Before installing Caché make sure you that you have the following:
System privileges for your machine (either Administrator, root, or system, depending on your operating system)
Approximately 200MB of free hard disk space for the core product installation
TCP/IP configured for your OS (Caché requires that you have the TCP/IP protocol installed on your machine, even for stand-alone configurations, because it is used to connect the Caché GUI utilities to the server.)
The license key supplied to you by InterSystems to activate Caché’s product features (recommended)
Installing the Caché License Key
If you have not configured your Caché license during initial installation of the product, or you can do so with the Management Portal, or via a host-based editor such as vi, emacs, or edit. The license information is stored in an ASCII file called cache.key, found in your Caché manager’s directory. Caché license keys are case-sensitive. If the license is not properly entered, Caché will start in a single-user mode. All fields must be entered.

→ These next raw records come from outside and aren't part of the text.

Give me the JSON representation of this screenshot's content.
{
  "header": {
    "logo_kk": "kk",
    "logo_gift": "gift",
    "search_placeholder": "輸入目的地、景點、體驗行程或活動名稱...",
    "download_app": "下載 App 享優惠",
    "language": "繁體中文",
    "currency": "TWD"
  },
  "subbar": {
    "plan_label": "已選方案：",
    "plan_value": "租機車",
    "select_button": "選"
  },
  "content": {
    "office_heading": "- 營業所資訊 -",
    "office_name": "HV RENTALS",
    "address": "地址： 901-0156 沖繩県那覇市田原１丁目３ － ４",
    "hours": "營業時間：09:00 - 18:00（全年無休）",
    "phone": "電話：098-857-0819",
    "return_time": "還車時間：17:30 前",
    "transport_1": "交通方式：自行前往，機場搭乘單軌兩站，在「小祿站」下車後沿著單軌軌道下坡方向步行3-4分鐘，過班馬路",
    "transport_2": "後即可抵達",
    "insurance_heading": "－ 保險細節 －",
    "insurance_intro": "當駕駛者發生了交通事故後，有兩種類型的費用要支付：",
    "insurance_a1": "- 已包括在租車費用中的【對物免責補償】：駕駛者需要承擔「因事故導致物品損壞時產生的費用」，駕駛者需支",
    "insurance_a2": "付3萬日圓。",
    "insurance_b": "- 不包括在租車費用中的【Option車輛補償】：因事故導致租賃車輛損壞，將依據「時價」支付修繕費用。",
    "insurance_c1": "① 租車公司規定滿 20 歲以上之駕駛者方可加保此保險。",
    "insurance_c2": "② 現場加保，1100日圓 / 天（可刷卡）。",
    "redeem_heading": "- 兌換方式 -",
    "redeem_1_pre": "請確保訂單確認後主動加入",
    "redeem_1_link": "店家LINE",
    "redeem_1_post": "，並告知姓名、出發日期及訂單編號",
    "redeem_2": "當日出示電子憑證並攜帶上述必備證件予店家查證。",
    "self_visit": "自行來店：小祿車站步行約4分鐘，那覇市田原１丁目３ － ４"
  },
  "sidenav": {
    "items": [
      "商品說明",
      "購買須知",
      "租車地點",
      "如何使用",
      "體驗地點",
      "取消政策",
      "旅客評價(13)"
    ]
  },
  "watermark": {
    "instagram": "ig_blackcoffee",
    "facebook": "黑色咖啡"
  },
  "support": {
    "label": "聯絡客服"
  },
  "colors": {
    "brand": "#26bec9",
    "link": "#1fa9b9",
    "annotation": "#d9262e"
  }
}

On Windows platforms, the installation program will ask you for your license key during installation if it has not already located one. In UNIX®, if the installation program does not prompt you for the license, you will need to enter the license manually, using either a host-based editor or the License wizard on a PC client running Caché. In either case, the information must be entered exactly as shown on your paper copy of the license.
If you purchased licenses for multiserver systems, you must also configure one or more license managers to allocate the Caché license units authorized by the key.
Unlike MSM, where licenses are purchased in blocks of concurrent users, Caché licenses are typically purchased on a simple per concurrent user basis. For example, you could purchase a 17 user Caché license, which is not possible under MSM. There are a number of different license types available with Caché, and it is recommended that you contact your InterSystems Account Manager for more detailed information on this topic.